We want to do our job well and provide solid creative recommendations grounded in data and insight. While we’re happy to brainstorm off-the-cuff with sales, we need time to fully develop and flesh-out real strategic initiatives. Being mindful of the creative process and the leg-work and lead time involved will help ensure that we meet all of your deadlines.

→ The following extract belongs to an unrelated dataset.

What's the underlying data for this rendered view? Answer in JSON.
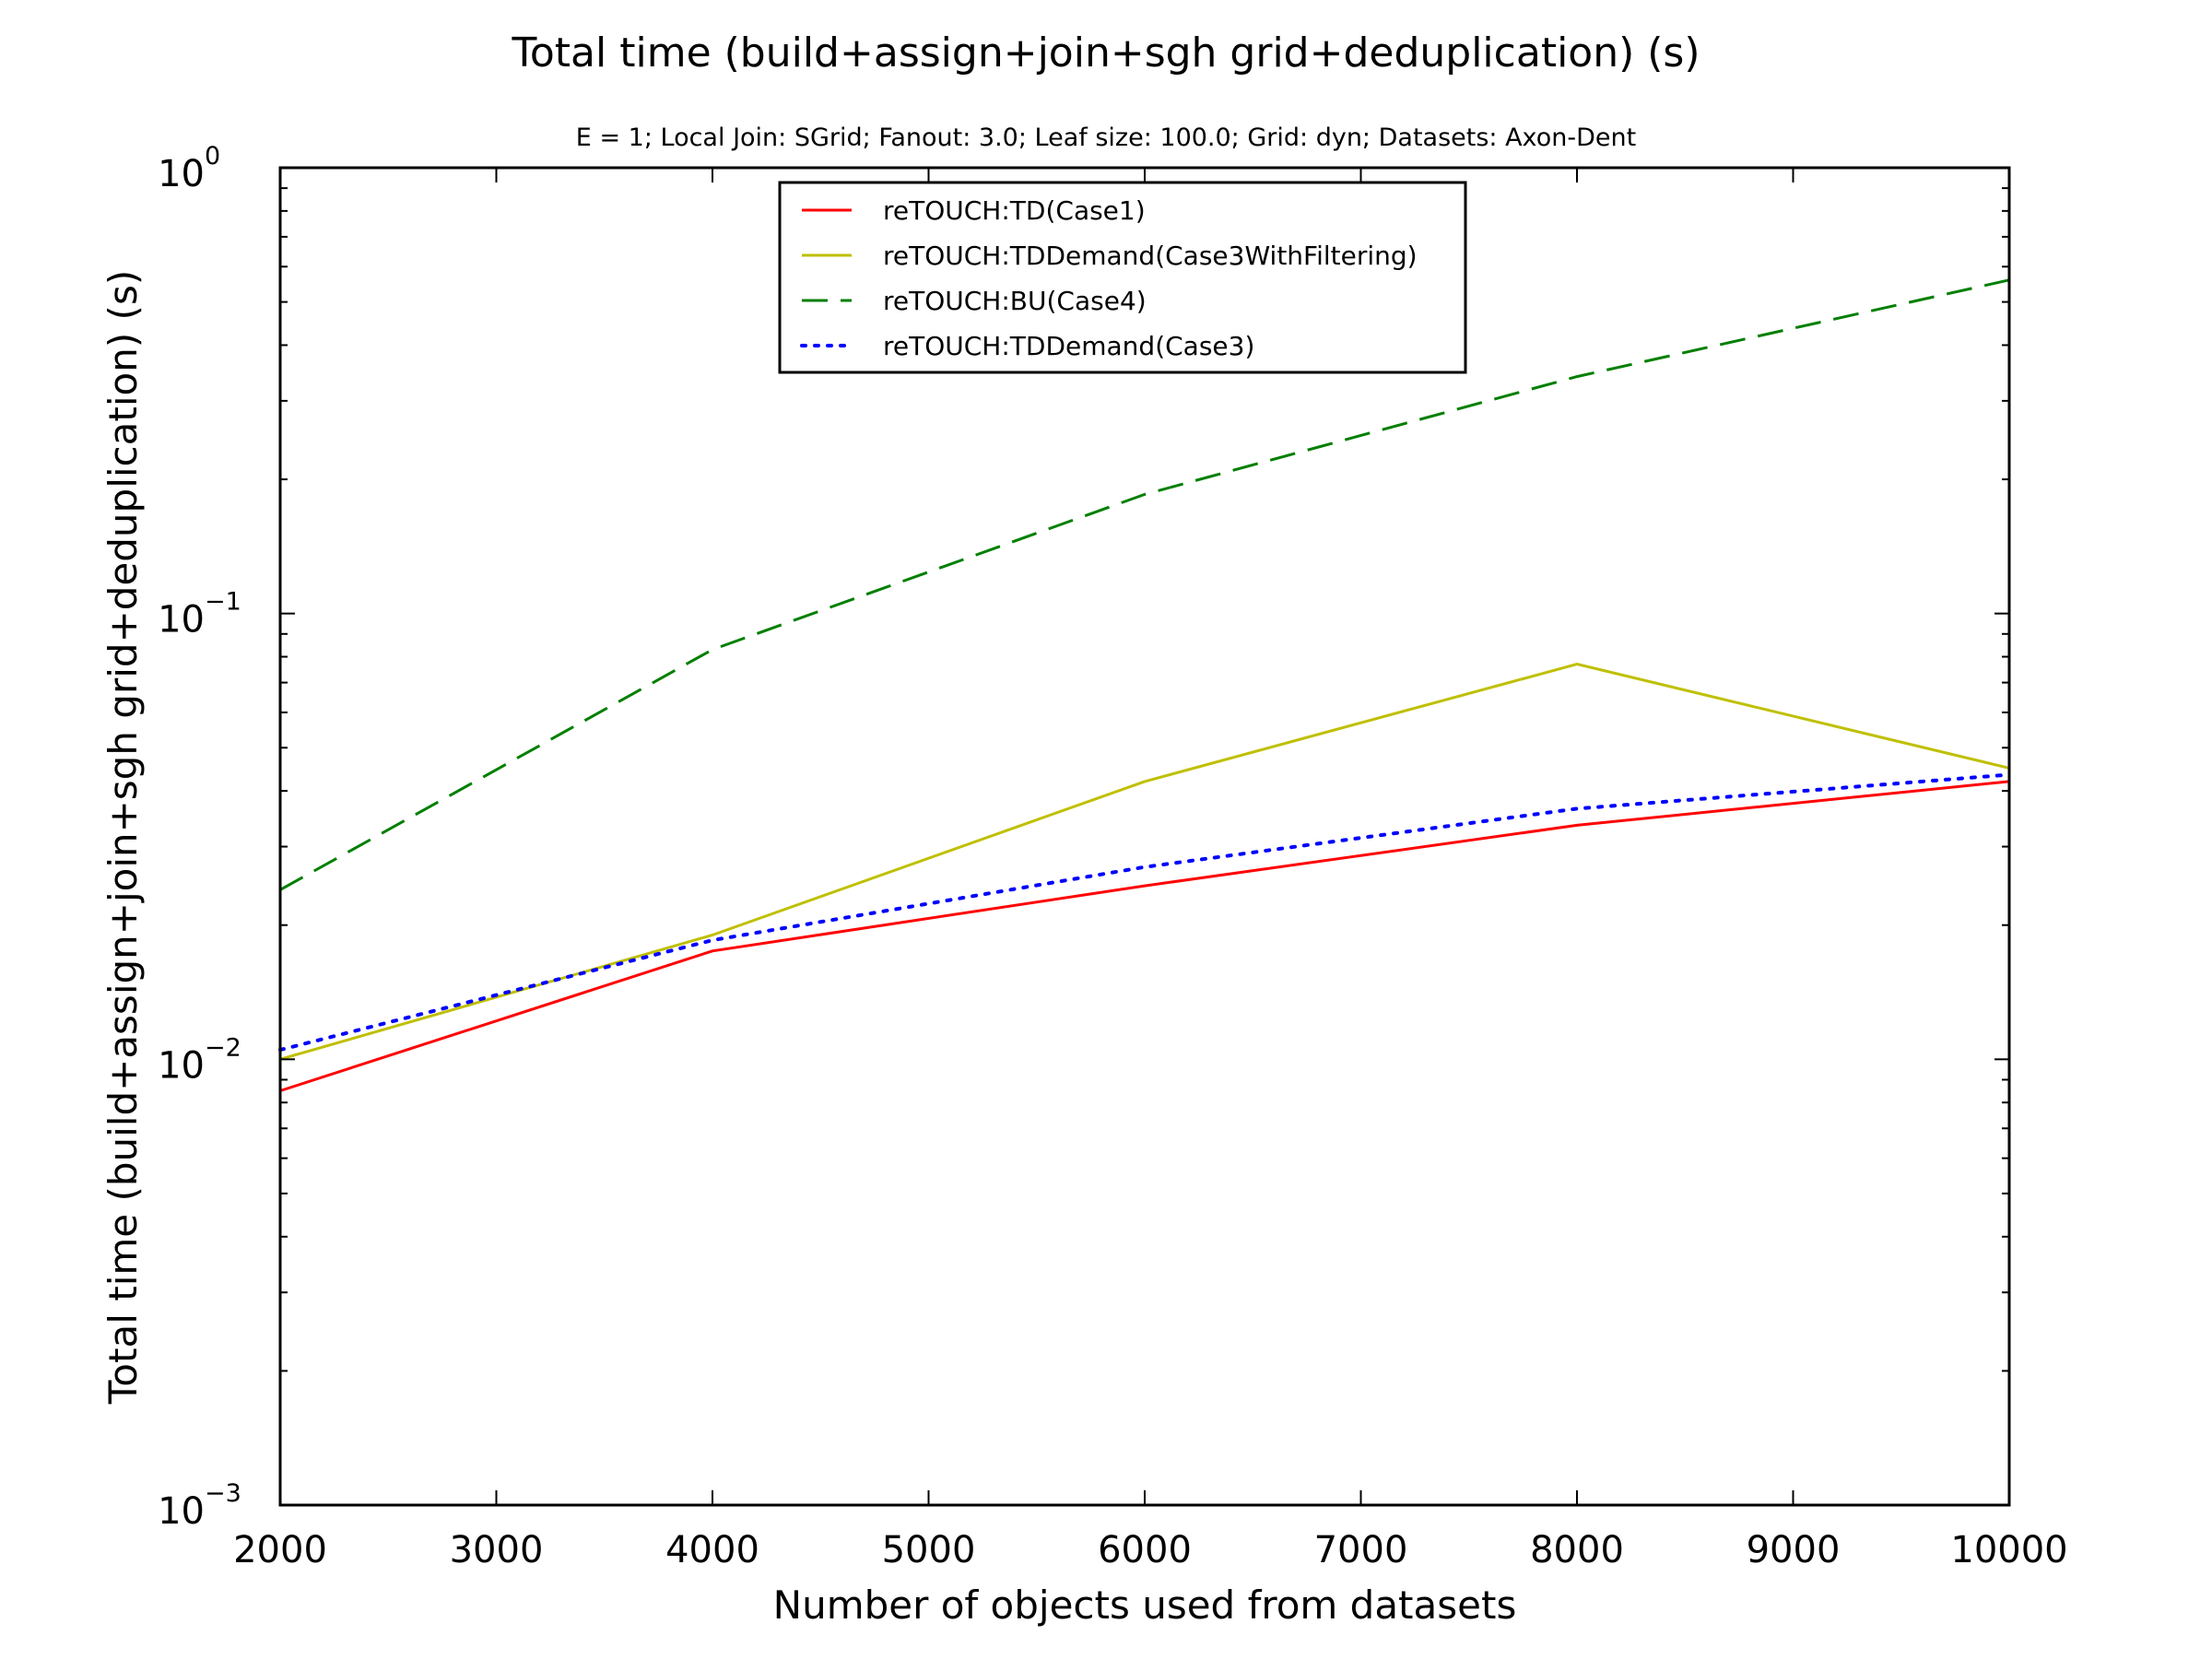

We get it, sometimes things just have to be done with minimal friction, because your buyer relationship is your lifeline. However, when you come to your shopper marketer with a customer-initiated request to run a program that makes zero sense from the brand strategy POV (like a shopper offer pairing premium organic hot dogs with the low-tier buns), please listen patiently and consider going back to the buyer with an alternative proposal. They may actually appreciate your constructive push-back. In fact, your ability to challenge customers is a sign of a mature, trustful relationship. By the way, you can always blame us, those “pesky marketers”, while pushing back.
Trade budgets are a pain to manage, they are unpredictable and offer a lot of surprises. Cost-to-serve of your retail customers keep going up. It is very tempting to look at shopper marketing budgets as a way to balance out your spend when you get that massive surprise deduction bill. Please resist this temptation. This short-term action will harm you in two ways. First, it will frustrate your shopper marketers whose budget you are raiding. Their trust will be eroded, they will not be as willing to share their numbers with you in the future. Second, you will sacrifice opportunities to invest in shopper-centric, brand-building programs in order to fund short-term price discounts. This is a recipe for losing your shopper marketing capability altogether. When the organization realizes that shopper spend is no different from trade, they will most likely pull resources from your team.

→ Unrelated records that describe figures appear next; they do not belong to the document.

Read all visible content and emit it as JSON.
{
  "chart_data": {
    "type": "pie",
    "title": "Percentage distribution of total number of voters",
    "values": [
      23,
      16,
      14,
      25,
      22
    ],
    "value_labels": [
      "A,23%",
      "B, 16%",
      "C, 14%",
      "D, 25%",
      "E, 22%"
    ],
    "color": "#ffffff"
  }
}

There is nothing worse you can tell a shopper marketer than “Just give me a couple of slides, I will include them as agenda item #14 in my presentation”. Months of shopper research, weeks of creative briefing and concept development with the agency, late nights putting together a new program pitch deck... are now supposed to be distilled into two slides AND we don’t even get a chance to pitch it. Ughh!...
When a shopper marketer asks to come along to meet the buyer, please, always say yes. Even if you would rather limit the attendance and “keep it cozy”, even if you really need to stay focused on securing that next quarter merchandising event.

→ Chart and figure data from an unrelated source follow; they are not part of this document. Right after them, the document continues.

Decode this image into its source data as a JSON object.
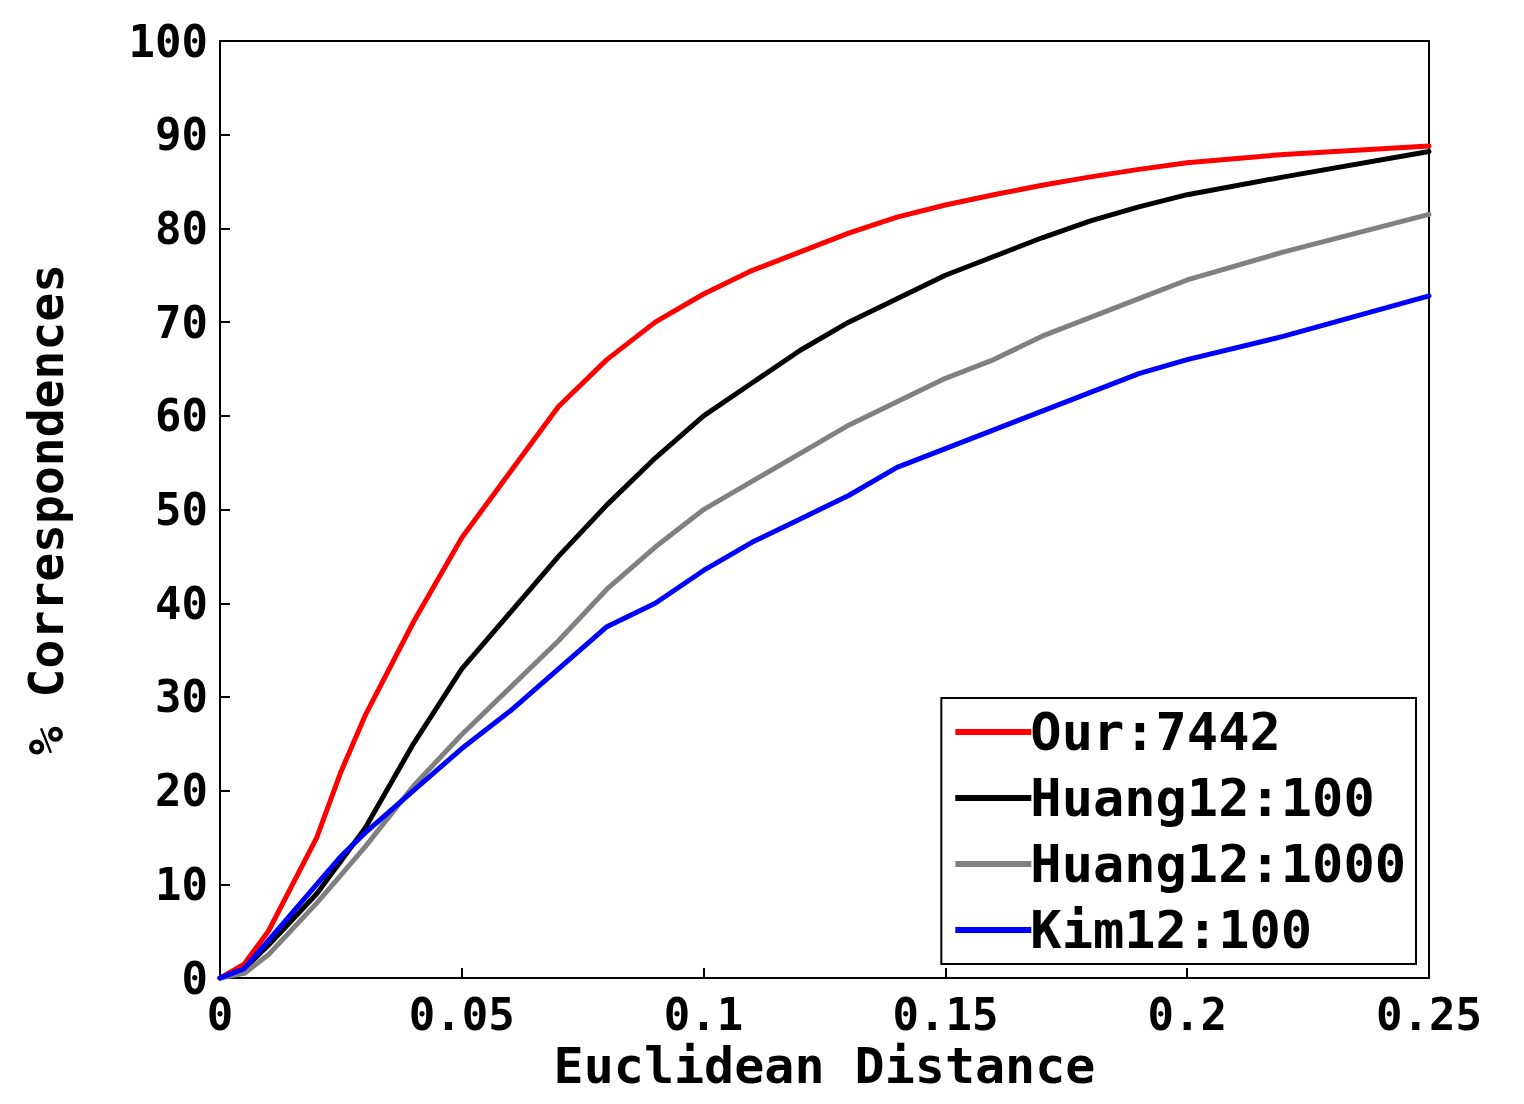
{
  "chart_data": {
    "type": "line",
    "xlabel": "Euclidean Distance",
    "ylabel": "% Correspondences",
    "x": [
      0,
      0.005,
      0.01,
      0.02,
      0.025,
      0.03,
      0.04,
      0.05,
      0.06,
      0.07,
      0.08,
      0.09,
      0.1,
      0.11,
      0.12,
      0.13,
      0.14,
      0.15,
      0.16,
      0.17,
      0.18,
      0.19,
      0.2,
      0.22,
      0.25
    ],
    "series": [
      {
        "name": "Our:7442",
        "color": "#ff0000",
        "values": [
          0,
          1.5,
          5,
          15,
          22,
          28,
          38,
          47,
          54,
          61,
          66,
          70,
          73,
          75.5,
          77.5,
          79.5,
          81.2,
          82.5,
          83.6,
          84.6,
          85.5,
          86.3,
          87,
          87.9,
          88.8
        ]
      },
      {
        "name": "Huang12:100",
        "color": "#000000",
        "values": [
          0,
          1,
          3.5,
          9,
          12.5,
          16,
          25,
          33,
          39,
          45,
          50.5,
          55.5,
          60,
          63.5,
          67,
          70,
          72.5,
          75,
          77,
          79,
          80.8,
          82.3,
          83.6,
          85.5,
          88.2
        ]
      },
      {
        "name": "Huang12:1000",
        "color": "#808080",
        "values": [
          0,
          0.5,
          2.5,
          8,
          11,
          14,
          20.5,
          26,
          31,
          36,
          41.5,
          46,
          50,
          53,
          56,
          59,
          61.5,
          64,
          66,
          68.5,
          70.5,
          72.5,
          74.5,
          77.5,
          81.5
        ]
      },
      {
        "name": "Kim12:100",
        "color": "#0000ff",
        "values": [
          0,
          1,
          4,
          10,
          13,
          15.5,
          20,
          24.5,
          28.5,
          33,
          37.5,
          40,
          43.5,
          46.5,
          49,
          51.5,
          54.5,
          56.5,
          58.5,
          60.5,
          62.5,
          64.5,
          66,
          68.5,
          72.8
        ]
      }
    ],
    "xlim": [
      0,
      0.25
    ],
    "xticks": [
      0,
      0.05,
      0.1,
      0.15,
      0.2,
      0.25
    ],
    "ylim": [
      0,
      100
    ],
    "yticks": [
      0,
      10,
      20,
      30,
      40,
      50,
      60,
      70,
      80,
      90,
      100
    ],
    "grid": false,
    "legend": "bottom right",
    "marker": "none",
    "line_style": "solid"
  }
}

Having shopper marketers come along gives you multiple benefits:
Whether the marketer plays an active role in the conversation or just observes is up to you, we know, some less experienced shopper marketers must be coached before being able to pitch ideas to customers, and it’s okay to ease them into the process. Remember: we are here to help, not to dilute your customer’s attention. You still own the relationship and drive the conversation, but hiding your shopper marketing talent behind the curtain is doing yourself a disservice.
The symbiotic relationship sales and shopper marketing teams share is powerful — but only if executed correctly. That takes time, courage to be vulnerable, desire to understand, clear communications, and flexibility. In other words, it’s a true partnership. A partnership that relies on one another to lift the brand, execute flawless promotions, and drive sales.
As a salesperson, you may have a different perspective and reasons for your strategy and actions, and shopper marketers have our reasons for our strategy and actions as well. But as long as we respect and appreciate each other’s contributions, we will not only help drive sales and achieve the organization’s overarching goals, but we can also ensure our budgets are not cut (or even increased) and that we receive recognition for our successful partnership. Isn’t it a win-win for all?